Problems of scoping down for shoestring budgets
Giant Rabbit LLC
July 2013 to Jun 2016
How do we provide the same quality of service but at half or a fourth the cost?
Dissatisfied with their existing toolset, nonprofit staff often came to truly believe another product would serve them better. And so they embark on the trying, months long process of migrating their data and business practices to a new system. That’s where we came in. Having migrated dozens of organizations from one system to another, we had became intimately familiar with common pitfalls, oversights, and challenges with the process. As the lead developer on many of these projects, my team trusted me with the freedom to iterate every single time.
When I helped the Electronic Frontier Foundation migrate to a new system, we scripted the process. But that turned out to be extremely expensive; more so than what most other organizations could afford. Next, I tried spreadsheets. Replicating a relational database structure by manually moving columns into different files and files into different directories was rife with human error. So, I dug a little deeper and found a tool called Open Refine. It was specifically designed to handle complex data manipulation and it saw me through many successful migrations. But the translation process was never fully replicable from start to finish. Manual intervention was still required here and there. Which meant, clients would be locked out of any system for weeks during a cutover.
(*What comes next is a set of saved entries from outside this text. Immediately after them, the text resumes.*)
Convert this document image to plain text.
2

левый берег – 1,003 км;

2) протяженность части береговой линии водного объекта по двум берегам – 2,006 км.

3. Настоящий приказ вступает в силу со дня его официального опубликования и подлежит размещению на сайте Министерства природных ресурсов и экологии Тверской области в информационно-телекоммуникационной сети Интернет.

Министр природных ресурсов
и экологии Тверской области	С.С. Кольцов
Finally, I returned to the possibility of scripting a migration, but on a much smaller budget. Instead of trying to script soup to nuts, I left out the most expensive part: automatically configuring the new system based on an organization’s existing data structure. Not only was it the most expensive part of a scripted migration, but configuring the new system required reflection. If automated, clients weren’t given the chance to re-examine how they had been using technical tools to support their work and whether their existing ways of working with technology was doing more harm than good. If their old system was so bad they wanted to leave it, why recreate it?
With guidance from a colleague, I ventured beyond the standard languages used at our firm and into the wonderful world of Python. A few videos and online tutorials later, I began writing out all the transformations required for this migration. From the beginning, I hoped this application could be used again by other colleagues on other migration projects. And so took time along the way to refactor, review variable name choices, rework data structures, add tests, update comments, and clarify logic. We were able to practice the migration many times, and when the client handed us their final export for cut over, I had them back up and running in their new system by the end of the day.
Not long after wrapping up this work, the colleague who suggested I try Python, asked if he could use this work on another project. Absolutely! I was delighted that the strategy proved successful and that the investment in new scripts could benefit other colleagues and clients going through a similar process.